Der rechte Bahnwärter von Rechts-Schwaben signalisiert am rechten Abschlußtelegraphen »der Zug kommt« für sein Bahnbetriebspersonal. Ihm wurde das selbe Signal signalisiert. Als er den Zug sah, setzte er das Signal entsprechend. Dieses Signal sieht der linke Bahnwärter von Rechts-Schwaben und setzt den linken Abschlußtelegraph von Rechts-Schwaben auf »Zug hat den vorletzten Bahnhof verlassen« um die bevorstehende Ankunft an Mittel-München weiter zu signalisieren.
Der
rechte Bahnwärter von Mittel-München sieht das Signal von
Rechts-Schwaben und zieht es ebenfalls auf »Zug hat den
vorletzten Bahnhof verlassen«. Damit weiß das
Bahnbetriebspersonal von Mittel-München, daß ein Zug von
rechts zu erwarten ist.
Der rechte Zug hat Rechts-Schwaben erreicht. Beide
Abschlußtelegraphen werden auf Ruheposition fallen gelassen.
Der rechte Bahnwärter von Links-Gmünd hat den Auftrag,
sobald ihm durch Einnahme der Ruheposition seines in Sichtweite
befindlichen Signals die Zugankunft an der letzten Station mitgeteilt
wird, den Fahrbefehl »Der entgegenkommende Zug soll vorwärts
fahren« am Telegraphen einzustellen.
Der linke Bahnwärter vom Mittel-München gibt den Fahrauftrag an Rechts-Schwaben »Der entgegenkommende Zug soll vorwärts fahren«.
Dem linken Bahnwärter von Links-Gmünd wird
signalisiert, daß der Zug gemäß Fahrauftrag
unterwegs ist. Nachdem er ihn gesehen hat, zieht er sein Signal auf
»Der Zug kommt«. Der rechte Bahnwärter von
Links-Gmünd sieht das Signal und stellt seinerseits den
Telegraphen auf »Zug hat den vorletzten Bahnhof verlassen«.
Der Zug fährt von Rechts-Schwaben ab. Der linke Bahnwärter von Rechts-Schwaben signalisiert »Der Zug kommt«. Das Signal bleibt solange bestehen, bis der nächste Bahnwärter das Signal »Der Zug kommt« durch Aufziehen der Telegraphenarme bestätigt.
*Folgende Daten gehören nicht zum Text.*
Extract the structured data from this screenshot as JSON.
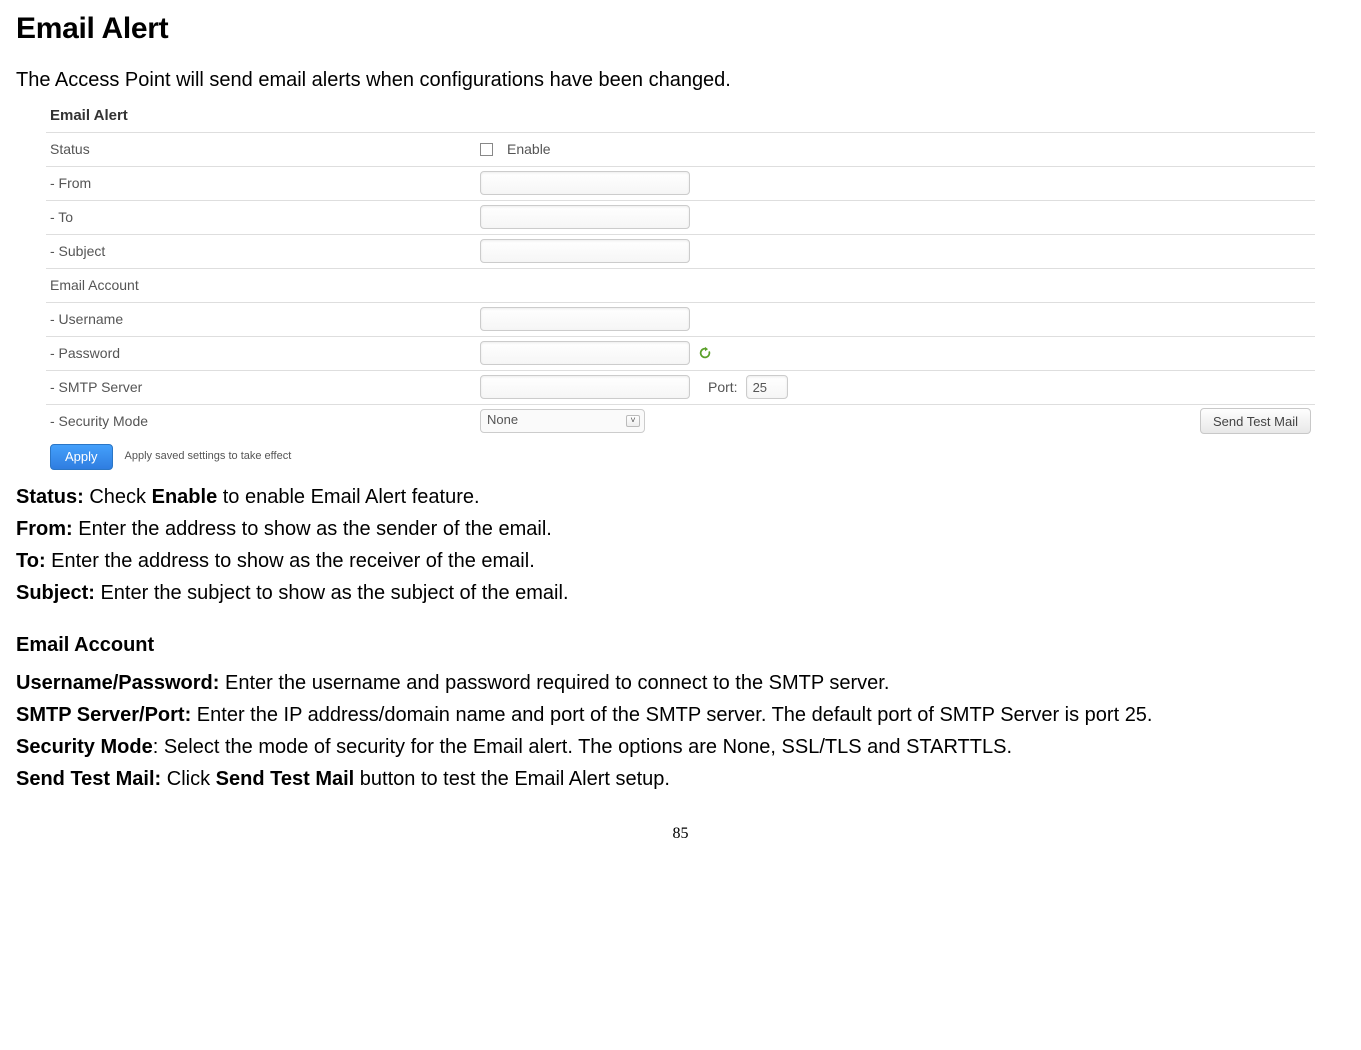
{
  "page": {
    "title": "Email Alert",
    "intro": "The Access Point will send email alerts when configurations have been changed.",
    "number": "85"
  },
  "panel": {
    "heading": "Email Alert",
    "rows": {
      "status_label": "Status",
      "enable_label": "Enable",
      "from_label": "- From",
      "to_label": "- To",
      "subject_label": "- Subject",
      "email_account_label": "Email Account",
      "username_label": "- Username",
      "password_label": "- Password",
      "smtp_label": "- SMTP Server",
      "port_label": "Port:",
      "port_value": "25",
      "security_label": "- Security Mode",
      "security_value": "None",
      "send_test_label": "Send Test Mail"
    },
    "apply": {
      "button": "Apply",
      "hint": "Apply saved settings to take effect"
    }
  },
  "desc": {
    "status_b": "Status:",
    "status_t1": " Check ",
    "status_t2": "Enable",
    "status_t3": " to enable Email Alert feature.",
    "from_b": "From:",
    "from_t": " Enter the address to show as the sender of the email.",
    "to_b": "To:",
    "to_t": " Enter the address to show as the receiver of the email.",
    "subject_b": "Subject:",
    "subject_t": " Enter the subject to show as the subject of the email.",
    "section": "Email Account",
    "up_b": "Username/Password:",
    "up_t": " Enter the username and password required to connect to the SMTP server.",
    "smtp_b": "SMTP Server/Port:",
    "smtp_t": " Enter the IP address/domain name and port of the SMTP server. The default port of SMTP Server is port 25.",
    "sec_b": "Security Mode",
    "sec_t": ": Select the mode of security for the Email alert. The options are None, SSL/TLS and STARTTLS.",
    "test_b": "Send Test Mail:",
    "test_t1": " Click ",
    "test_t2": "Send Test Mail",
    "test_t3": " button to test the Email Alert setup."
  }
}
Dann läßt er die Telegraphenarme in Ruheposition herab.
Der rechte Bahnwärter von Mittel-München sieht das Signal »Der Zug kommt«. Sobald er den Zug in Augenschein hat, setzt er für das Bahnbetriebspersonal ebenfalls das Signal auf »Der Zug kommt«. Der linke Bahnwärter von Mittel-München sieht das Signal des rechten Bahnwärters und signalisiert »Zug hat den vorletzten Bahnhof verlassen«. Er sieht aber auch, daß ihm der Bahnwärter von Links-Gmünd ebenfalls das Signal »Zug hat den vorletzten Bahnhof verlassen« mitteilt. Nun muß gehandelt werden. Er teilt dem Bahnbetriebspersonal mit, daß demnächst in Links-Gmünd ein Zug steht und auf das Signal »Der entgegenkommende Zug soll vorwärts fahren« wartet . In Mittel-München wird ebenfalls ein Zug erwartet. Und man wartet auch auf das Signal »Der entgegenkommende Zug soll vorwärts fahren« aus Links-Gmünd. Da die Strecke eingleisig ist, darf nur ein Zug fahren.
Der linke Zug ist in Links-Gmünd eingetroffen.
Der rechte Bahnwärter sieht, daß in Mittel-München
ebenfalls ein Zug erwartet wird. Er bestätigt das Signal aus
Mittel-München nicht, sondern läßt es in Ruheposition
fallen. Sowohl das Bahnbetriebspersonal von Links-Gmünd als auch
von Mittel-München wissen, daß nur in Mittel-München
eine Zugkreuzung stattfinden kann. Deshalb signalisiert der linke
Bahnwärter von Mittel-München »Der entgegenkommende
Zug soll vorwärts fahren«.
Der Zug aus Links-Gmünd setzt sich in Bewegung.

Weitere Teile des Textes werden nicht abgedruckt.